Jepang bersiap membuat biaya tinggal lebih mahal bagi warga asing. Revisi undang-undang pengendalian imigrasi membuka jalan bagi kenaikan tajam biaya permohonan status tempat tinggal, perpanjangan visa, hingga izin tinggal tetap.
Kebijakan ini langsung menarik perhatian karena dampaknya tidak hanya menyentuh pelancong. Pekerja migran dan warga asing yang ingin menetap lebih lama di Jepang juga akan merasakan perubahan tersebut.
Biaya bisa naik hingga puluhan kali lipat
Dalam skema baru, biaya maksimum untuk perpanjangan visa bisa mencapai 100.000 yen atau sekitar Rp11,2 juta. Sementara itu, permohonan izin tinggal tetap dapat dikenai biaya sampai 300.000 yen atau sekitar Rp33,7 juta.
Angka itu jauh di atas tarif yang berlaku saat ini. Biaya perubahan status tempat tinggal atau perpanjangan masa tinggal sekarang masih 6.000 yen atau Rp674 ribu, sedangkan izin tinggal tetap dikenai 10.000 yen atau Rp1,1 juta.
Selisih tersebut membuat kenaikan ini terlihat sangat tajam. Untuk beberapa jenis permohonan, ambang biaya maksimum yang ditetapkan mencapai 10 kali lipat lebih tinggi dibanding tarif yang berlaku sekarang.
Aturan baru belum langsung berlaku
Meski revisi undang-undang sudah disahkan, biaya baru belum otomatis diterapkan. Pemerintah masih harus menetapkannya secara resmi lewat keputusan kabinet setelah meminta masukan publik.
Pemerintah menyebut kenaikan biaya sebagai salah satu alasan revisi kebijakan imigrasi. Di sisi lain, pemerintah juga menyiapkan kemungkinan keringanan pembayaran untuk alasan kemanusiaan dan bagi mereka yang mengalami kesulitan keuangan.
Namun, pembahasan di parlemen menunjukkan masih ada pertanyaan soal penerapannya. Para anggota parlemen menilai kriteria untuk keringanan itu belum dijelaskan secara tegas.
Badan Layanan Imigrasi kemudian menyampaikan rencana untuk menyusun pedoman khusus. Pedoman itu akan memuat persyaratan dan detail lain terkait pelaksanaan keringanan pembayaran.
Masuk Jepang juga akan lebih ketat
Selain soal biaya, revisi ini mengubah cara masuk ke Jepang. Pemerintah akan membentuk Sistem Elektronik Otorisasi Perjalanan Jepang dengan target implementasi pada tahun fiskal 2028.

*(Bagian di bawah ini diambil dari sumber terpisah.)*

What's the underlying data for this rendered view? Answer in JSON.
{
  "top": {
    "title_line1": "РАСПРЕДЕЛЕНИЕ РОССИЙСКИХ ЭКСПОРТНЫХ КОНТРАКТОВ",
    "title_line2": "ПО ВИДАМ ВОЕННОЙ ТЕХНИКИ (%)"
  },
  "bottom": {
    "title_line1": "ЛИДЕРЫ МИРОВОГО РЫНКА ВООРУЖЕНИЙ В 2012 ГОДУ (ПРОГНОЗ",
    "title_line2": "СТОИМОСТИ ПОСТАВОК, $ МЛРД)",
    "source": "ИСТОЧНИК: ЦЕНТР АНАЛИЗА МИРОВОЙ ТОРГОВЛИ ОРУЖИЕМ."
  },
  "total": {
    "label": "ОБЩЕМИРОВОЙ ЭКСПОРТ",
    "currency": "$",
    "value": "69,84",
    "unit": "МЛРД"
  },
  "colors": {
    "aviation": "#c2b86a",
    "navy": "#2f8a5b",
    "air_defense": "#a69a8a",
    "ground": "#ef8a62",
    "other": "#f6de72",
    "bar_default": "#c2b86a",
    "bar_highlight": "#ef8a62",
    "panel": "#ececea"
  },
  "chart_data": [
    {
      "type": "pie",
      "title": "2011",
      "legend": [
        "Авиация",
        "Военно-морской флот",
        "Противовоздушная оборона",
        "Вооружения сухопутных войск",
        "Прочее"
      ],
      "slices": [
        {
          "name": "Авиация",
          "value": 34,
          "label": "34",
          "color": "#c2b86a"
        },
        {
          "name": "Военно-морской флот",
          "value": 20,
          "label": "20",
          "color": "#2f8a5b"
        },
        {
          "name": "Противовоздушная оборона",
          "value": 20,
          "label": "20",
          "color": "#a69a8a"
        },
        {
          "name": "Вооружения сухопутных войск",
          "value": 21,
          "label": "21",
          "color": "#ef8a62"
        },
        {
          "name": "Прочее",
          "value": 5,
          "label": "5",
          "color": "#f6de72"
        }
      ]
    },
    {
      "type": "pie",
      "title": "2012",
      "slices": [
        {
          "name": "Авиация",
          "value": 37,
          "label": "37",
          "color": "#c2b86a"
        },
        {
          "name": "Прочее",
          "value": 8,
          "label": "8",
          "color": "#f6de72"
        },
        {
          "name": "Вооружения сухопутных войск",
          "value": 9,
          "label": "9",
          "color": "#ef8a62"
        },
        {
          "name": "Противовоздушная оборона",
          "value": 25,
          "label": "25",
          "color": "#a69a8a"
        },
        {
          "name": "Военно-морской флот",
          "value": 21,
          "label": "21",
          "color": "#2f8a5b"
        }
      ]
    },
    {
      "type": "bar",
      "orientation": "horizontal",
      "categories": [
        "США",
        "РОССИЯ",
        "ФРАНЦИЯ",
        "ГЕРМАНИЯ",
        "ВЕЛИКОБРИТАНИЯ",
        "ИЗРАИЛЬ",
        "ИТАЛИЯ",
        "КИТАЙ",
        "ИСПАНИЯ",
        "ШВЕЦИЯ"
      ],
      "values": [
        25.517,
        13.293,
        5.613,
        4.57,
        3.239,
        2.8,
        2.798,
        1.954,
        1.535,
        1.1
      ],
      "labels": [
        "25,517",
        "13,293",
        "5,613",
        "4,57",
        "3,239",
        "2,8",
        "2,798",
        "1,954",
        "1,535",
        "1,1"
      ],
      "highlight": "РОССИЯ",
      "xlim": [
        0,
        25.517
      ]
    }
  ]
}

Sistem ini dirancang untuk mencegah terorisme dan masuknya pekerja ilegal. Kebijakan tersebut akan menyasar 74 negara dan wilayah yang warganya bisa masuk ke Jepang tanpa visa untuk kunjungan singkat.
Lewat sistem itu, pelancong wajib mengisi data secara daring beberapa hari sebelum keberangkatan. Informasi yang diminta mencakup nama, tujuan kunjungan, dan destinasi selama berada di Jepang.
Data yang masuk kemudian akan dicocokkan dengan catatan kriminal dan basis data lain. Proses ini dipakai untuk menyaring calon penumpang lebih awal sebelum mereka tiba di Jepang.
Jika ada dugaan seseorang berpotensi melebihi batas waktu tinggal secara ilegal, orang tersebut bisa ditolak naik pesawat atau kapal. Mekanisme itu menunjukkan pengawasan Jepang terhadap arus kedatangan warga asing akan makin ketat.
Dampak di tengah lonjakan penduduk asing
Perubahan kebijakan ini muncul saat jumlah penduduk asing di Jepang terus meningkat. Pada akhir 2025, jumlahnya tercatat sekitar 4,13 juta orang dan menjadi rekor tertinggi.
Kondisi itu membuat isu izin tinggal dan akses masuk ke Jepang semakin sensitif. Dengan biaya yang berpotensi melonjak tajam dan pemeriksaan pra-keberangkatan yang lebih ketat, rencana tinggal lebih lama di Jepang kemungkinan akan menuntut persiapan administrasi yang lebih besar.